Klarna Aktie: Ignorierte Rekorde
Der schwedische Zahlungsdienstleister Klarna meldet operativ einen Erfolg nach dem anderen. Während das Händlernetzwerk rasant wächst und der Umsatz im letzten Quartal erstmals die Milliardenmarke knackte, zeichnet der Aktienkurs ein völlig anderes Bild. Anleger scheinen die fundamentalen Fortschritte derzeit komplett auszublenden.

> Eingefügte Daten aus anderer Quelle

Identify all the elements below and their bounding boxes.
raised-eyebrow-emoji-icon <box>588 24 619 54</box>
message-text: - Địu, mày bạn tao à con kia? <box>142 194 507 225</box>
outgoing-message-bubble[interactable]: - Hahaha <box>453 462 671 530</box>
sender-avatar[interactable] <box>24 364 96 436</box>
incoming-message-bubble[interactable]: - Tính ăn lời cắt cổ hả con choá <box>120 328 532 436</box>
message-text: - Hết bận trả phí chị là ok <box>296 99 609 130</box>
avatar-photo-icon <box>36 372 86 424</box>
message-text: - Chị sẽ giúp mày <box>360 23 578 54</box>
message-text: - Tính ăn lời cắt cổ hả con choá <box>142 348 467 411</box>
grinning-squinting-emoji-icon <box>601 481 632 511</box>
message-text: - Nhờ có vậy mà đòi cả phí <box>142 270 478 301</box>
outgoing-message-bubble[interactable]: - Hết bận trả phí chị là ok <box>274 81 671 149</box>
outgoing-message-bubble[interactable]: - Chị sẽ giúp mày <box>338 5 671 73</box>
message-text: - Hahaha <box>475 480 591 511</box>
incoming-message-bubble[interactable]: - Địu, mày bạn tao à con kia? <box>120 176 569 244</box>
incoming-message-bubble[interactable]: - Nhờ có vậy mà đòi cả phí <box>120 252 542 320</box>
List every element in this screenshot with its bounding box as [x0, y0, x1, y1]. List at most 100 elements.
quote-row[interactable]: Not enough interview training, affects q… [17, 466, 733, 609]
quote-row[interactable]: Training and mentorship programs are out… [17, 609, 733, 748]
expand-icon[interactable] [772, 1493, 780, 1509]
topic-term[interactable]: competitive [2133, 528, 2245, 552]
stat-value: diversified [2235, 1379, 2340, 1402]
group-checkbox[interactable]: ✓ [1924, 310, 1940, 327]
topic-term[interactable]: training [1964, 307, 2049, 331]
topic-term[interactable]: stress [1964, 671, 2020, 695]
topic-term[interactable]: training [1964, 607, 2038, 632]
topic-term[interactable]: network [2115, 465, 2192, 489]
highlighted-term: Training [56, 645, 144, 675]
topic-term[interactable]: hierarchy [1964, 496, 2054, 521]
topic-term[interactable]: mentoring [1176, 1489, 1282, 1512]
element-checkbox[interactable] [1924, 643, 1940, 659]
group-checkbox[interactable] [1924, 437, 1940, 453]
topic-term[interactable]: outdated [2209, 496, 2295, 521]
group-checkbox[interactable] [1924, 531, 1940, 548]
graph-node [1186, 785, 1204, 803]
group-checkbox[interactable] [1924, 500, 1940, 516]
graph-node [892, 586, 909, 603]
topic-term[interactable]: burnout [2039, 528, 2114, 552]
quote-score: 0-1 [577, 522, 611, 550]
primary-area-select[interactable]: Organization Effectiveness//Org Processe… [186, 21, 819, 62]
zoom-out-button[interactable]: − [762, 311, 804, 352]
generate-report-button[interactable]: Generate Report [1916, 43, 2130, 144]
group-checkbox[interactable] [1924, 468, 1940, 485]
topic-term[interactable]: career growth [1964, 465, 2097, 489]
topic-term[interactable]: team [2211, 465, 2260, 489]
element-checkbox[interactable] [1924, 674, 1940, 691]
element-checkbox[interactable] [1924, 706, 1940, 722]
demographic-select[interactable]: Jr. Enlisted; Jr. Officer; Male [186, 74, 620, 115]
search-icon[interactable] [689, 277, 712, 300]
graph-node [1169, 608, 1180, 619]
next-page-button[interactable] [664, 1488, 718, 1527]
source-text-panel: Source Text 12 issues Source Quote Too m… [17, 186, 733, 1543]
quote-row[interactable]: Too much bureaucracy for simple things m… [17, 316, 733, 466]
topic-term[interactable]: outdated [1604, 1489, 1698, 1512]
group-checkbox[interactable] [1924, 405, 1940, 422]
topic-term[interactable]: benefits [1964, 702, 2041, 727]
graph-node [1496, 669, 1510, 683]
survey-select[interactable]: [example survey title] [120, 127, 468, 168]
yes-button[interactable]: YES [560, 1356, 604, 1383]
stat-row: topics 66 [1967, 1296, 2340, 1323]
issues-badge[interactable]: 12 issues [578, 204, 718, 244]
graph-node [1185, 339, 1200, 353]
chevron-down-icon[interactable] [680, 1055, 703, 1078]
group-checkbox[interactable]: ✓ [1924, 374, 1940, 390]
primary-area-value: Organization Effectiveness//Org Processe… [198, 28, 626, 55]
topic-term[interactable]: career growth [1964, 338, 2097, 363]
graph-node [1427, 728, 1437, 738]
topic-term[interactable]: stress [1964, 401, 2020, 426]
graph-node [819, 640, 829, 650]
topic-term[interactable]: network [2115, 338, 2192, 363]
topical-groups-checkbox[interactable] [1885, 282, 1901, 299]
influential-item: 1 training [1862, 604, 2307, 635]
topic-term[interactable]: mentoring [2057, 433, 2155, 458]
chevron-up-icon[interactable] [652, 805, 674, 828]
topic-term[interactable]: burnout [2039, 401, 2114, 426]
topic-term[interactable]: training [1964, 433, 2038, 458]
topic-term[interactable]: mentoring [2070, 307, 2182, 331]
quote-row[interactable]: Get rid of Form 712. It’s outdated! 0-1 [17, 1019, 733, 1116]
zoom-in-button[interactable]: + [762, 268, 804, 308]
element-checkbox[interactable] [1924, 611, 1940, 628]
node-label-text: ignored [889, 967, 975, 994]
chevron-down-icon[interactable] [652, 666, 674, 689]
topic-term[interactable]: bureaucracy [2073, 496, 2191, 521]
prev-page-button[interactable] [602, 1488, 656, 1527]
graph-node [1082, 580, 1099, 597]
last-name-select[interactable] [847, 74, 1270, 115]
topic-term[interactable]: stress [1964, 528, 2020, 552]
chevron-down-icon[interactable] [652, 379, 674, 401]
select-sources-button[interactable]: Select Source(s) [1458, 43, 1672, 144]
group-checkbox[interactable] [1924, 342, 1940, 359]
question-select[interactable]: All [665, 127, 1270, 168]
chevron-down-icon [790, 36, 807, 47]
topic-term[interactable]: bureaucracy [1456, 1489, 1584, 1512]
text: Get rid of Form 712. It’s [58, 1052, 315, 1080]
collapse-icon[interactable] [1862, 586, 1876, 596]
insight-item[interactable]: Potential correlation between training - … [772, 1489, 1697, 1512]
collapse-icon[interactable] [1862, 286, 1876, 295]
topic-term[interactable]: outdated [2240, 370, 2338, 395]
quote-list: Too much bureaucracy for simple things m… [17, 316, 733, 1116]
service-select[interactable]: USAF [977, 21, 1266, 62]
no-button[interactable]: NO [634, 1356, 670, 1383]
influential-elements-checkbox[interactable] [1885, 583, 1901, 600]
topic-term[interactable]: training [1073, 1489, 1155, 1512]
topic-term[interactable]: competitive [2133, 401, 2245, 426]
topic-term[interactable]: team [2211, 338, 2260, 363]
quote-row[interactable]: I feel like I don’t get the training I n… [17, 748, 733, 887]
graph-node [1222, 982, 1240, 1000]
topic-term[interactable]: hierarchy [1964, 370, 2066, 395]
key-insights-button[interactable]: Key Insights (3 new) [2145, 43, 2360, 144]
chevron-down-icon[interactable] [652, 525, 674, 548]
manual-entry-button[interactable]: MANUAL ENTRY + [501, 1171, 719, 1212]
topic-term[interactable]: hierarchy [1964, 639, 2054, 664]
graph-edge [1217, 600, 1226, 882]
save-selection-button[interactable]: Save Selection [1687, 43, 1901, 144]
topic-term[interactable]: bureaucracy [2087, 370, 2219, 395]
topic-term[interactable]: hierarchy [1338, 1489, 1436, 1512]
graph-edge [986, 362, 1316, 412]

Rasanter Ausbau des Netzwerks
Die jüngsten Unternehmensdaten belegen eine massive Expansion im Kerngeschäft. Mittlerweile kooperiert der Fintech-Konzern weltweit mit über einer Million Händlern, was einem jährlichen Zuwachs von 47 Prozent entspricht. Allein im Schlussquartal 2025 kamen 115.000 neue Partner hinzu.
Parallel dazu etabliert sich die hauseigene Kreditkarte zunehmend im Alltag der Verbraucher. Fünf Millionen aktive Nutzer greifen inzwischen auf die Klarna-Karte zurück, um ihre täglichen Ausgaben zu steuern und größere Anschaffungen flexibel zu finanzieren. Insgesamt verzeichnet das Unternehmen mittlerweile 118 Millionen aktive Kunden, die täglich rund 3,4 Millionen Transaktionen auslösen.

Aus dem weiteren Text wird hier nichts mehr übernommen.